When a Judge Doesn’t Accept a Negotiated Plea Offer
Although it doesn’t happen very often, there are times that the presiding judge will refuse to accept a negotiation and resolution to a criminal charge. Recently, I was in the Broward County felony courtroom where, despite the best efforts of both the prosecutor and defense attorney, the court adamantly refused to accept a guilty plea by the defendant. Keep in mind that both the assistant state attorney and lawyer defending the accused were in absolute agreement as to the sentence in exchange for the plea. Why then would a presiding judge refuse an admission of guilt?
The criminal court judge considered the agreed sentence to be too lenient.
This case happened to be in a specially assigned domestic violence courtroom and (as is so common in domestic violence cases) the named victim repeatedly expressed a desire to waive prosecution. In fact, the assigned prosecutor stated on the record that the state’s victim “wanted nothing to do with the case.” This was one of many reasons given to the court by the litigators for both sides as to why a probationary sentence was appropriate.
Options under these circumstances.
It may not make sense as to how Florida criminal law would provide a Circuit court judge with the authority to refuse a sentence agreed to by the Broward County State Attorney’s office, when in fact, they were the attorneys who filed the action in the first place. It would seem that since the prosecutors charged with enforcing our criminal laws it would also be able to dictate what they believe is an appropriate sentence.
Limitations on a prosecutor to choose an appropriate sentence for their own case.

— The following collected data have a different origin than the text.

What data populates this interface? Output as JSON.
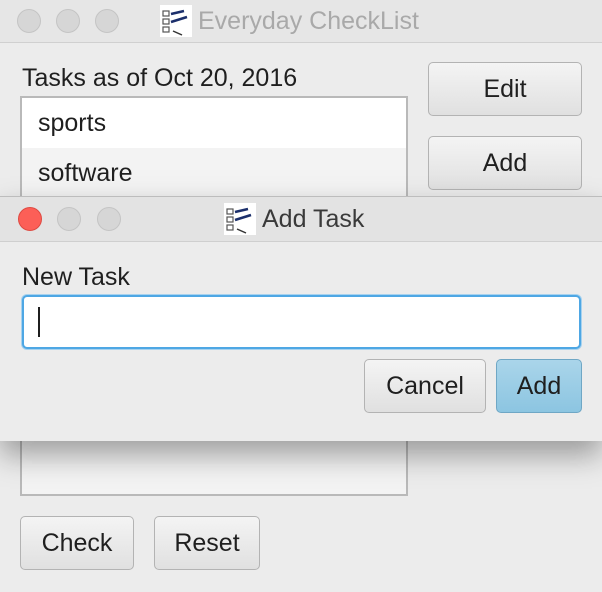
{
  "main_window": {
    "title": "Everyday CheckList",
    "icon": "checklist-app-icon",
    "tasks_label": "Tasks as of Oct 20, 2016",
    "tasks": [
      {
        "label": "sports"
      },
      {
        "label": "software"
      }
    ],
    "buttons": {
      "edit": "Edit",
      "add": "Add",
      "check": "Check",
      "reset": "Reset"
    }
  },
  "dialog": {
    "title": "Add Task",
    "icon": "checklist-app-icon",
    "field_label": "New Task",
    "field_value": "",
    "buttons": {
      "cancel": "Cancel",
      "add": "Add"
    }
  },
  "colors": {
    "window_background": "#ececec",
    "close_button_active": "#fc5f57",
    "primary_button": "#9ccde5",
    "focus_ring": "#4ea7e4"
  }
}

While the State Attorney’s Office enjoys great latitude with regard to the prosecution of crimes alleged to have been committed in Broward County, there are times where the only option to have the court accept a lenient plea is to either down file (for instance from a felony to a misdemeanor). In this circumstance, the court would lack any authority to assume the role of prosecution. This creates significant problems in most cases where the court refuses to accept the plea in that a breakdown or dismissal of criminal charges by the state is quite a drastic measure. In other words, while it may be common for a prosecutor to offer a lenient sentence in exchange for a plea, it is far less common for prosecutor to agree to simply drop charges.

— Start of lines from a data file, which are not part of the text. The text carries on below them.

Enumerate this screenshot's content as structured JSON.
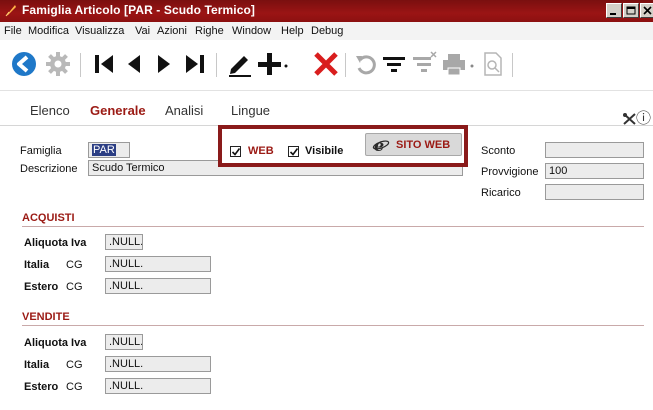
{
  "window": {
    "title": "Famiglia Articolo [PAR - Scudo Termico]"
  },
  "menu": [
    "File",
    "Modifica",
    "Visualizza",
    "Vai",
    "Azioni",
    "Righe",
    "Window",
    "Help",
    "Debug"
  ],
  "tabs": [
    "Elenco",
    "Generale",
    "Analisi",
    "Lingue"
  ],
  "active_tab": "Generale",
  "form": {
    "famiglia_label": "Famiglia",
    "famiglia_value": "PAR",
    "descrizione_label": "Descrizione",
    "descrizione_value": "Scudo Termico",
    "web_label": "WEB",
    "web_checked": true,
    "visibile_label": "Visibile",
    "visibile_checked": true,
    "sito_web_label": "SITO WEB",
    "sconto_label": "Sconto",
    "sconto_value": "",
    "provvigione_label": "Provvigione",
    "provvigione_value": "100",
    "ricarico_label": "Ricarico",
    "ricarico_value": ""
  },
  "acquisti": {
    "title": "ACQUISTI",
    "aliquota_label": "Aliquota Iva",
    "aliquota_value": ".NULL.",
    "italia_label": "Italia",
    "italia_cg": "CG",
    "italia_value": ".NULL.",
    "estero_label": "Estero",
    "estero_cg": "CG",
    "estero_value": ".NULL."
  },
  "vendite": {
    "title": "VENDITE",
    "aliquota_label": "Aliquota Iva",
    "aliquota_value": ".NULL.",
    "italia_label": "Italia",
    "italia_cg": "CG",
    "italia_value": ".NULL.",
    "estero_label": "Estero",
    "estero_cg": "CG",
    "estero_value": ".NULL."
  },
  "colors": {
    "accent": "#9b1a14",
    "titlebar": "#8b1010",
    "toolbar_blue": "#1f78c8"
  },
  "icons": [
    "app-feather-icon",
    "back-circle-icon",
    "gear-icon",
    "first-record-icon",
    "previous-record-icon",
    "next-record-icon",
    "last-record-icon",
    "edit-icon",
    "add-icon",
    "delete-icon",
    "undo-icon",
    "filter-icon",
    "clear-filter-icon",
    "print-icon",
    "preview-icon",
    "tools-icon",
    "info-icon",
    "ie-globe-icon"
  ]
}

Cases that are considered weak from a prosecution standpoint are nonetheless still criminal actions that have been brought about based on evidence collected by police officers and detectives. The fact that some of that evidence becomes inadmissible or that the victim doesn’t want to testify does not mean that a prosecutor will forgo the action entirely when they at a minimum have just enough required to proceed.
The fact is that sometimes a criminal defense attorney negotiates a deal with the prosecutor that is simply “too good.”
Seasoned criminal defense attorneys will recognize this before the negotiations are brought to the presiding judge for resolution so that it may be presented in such a way that increases the likelihood of acceptance by the court. Equally as important is that lawyers having fully prepared his client as to the fact that an agreed resolution with the state still must pass scrutiny with the judge.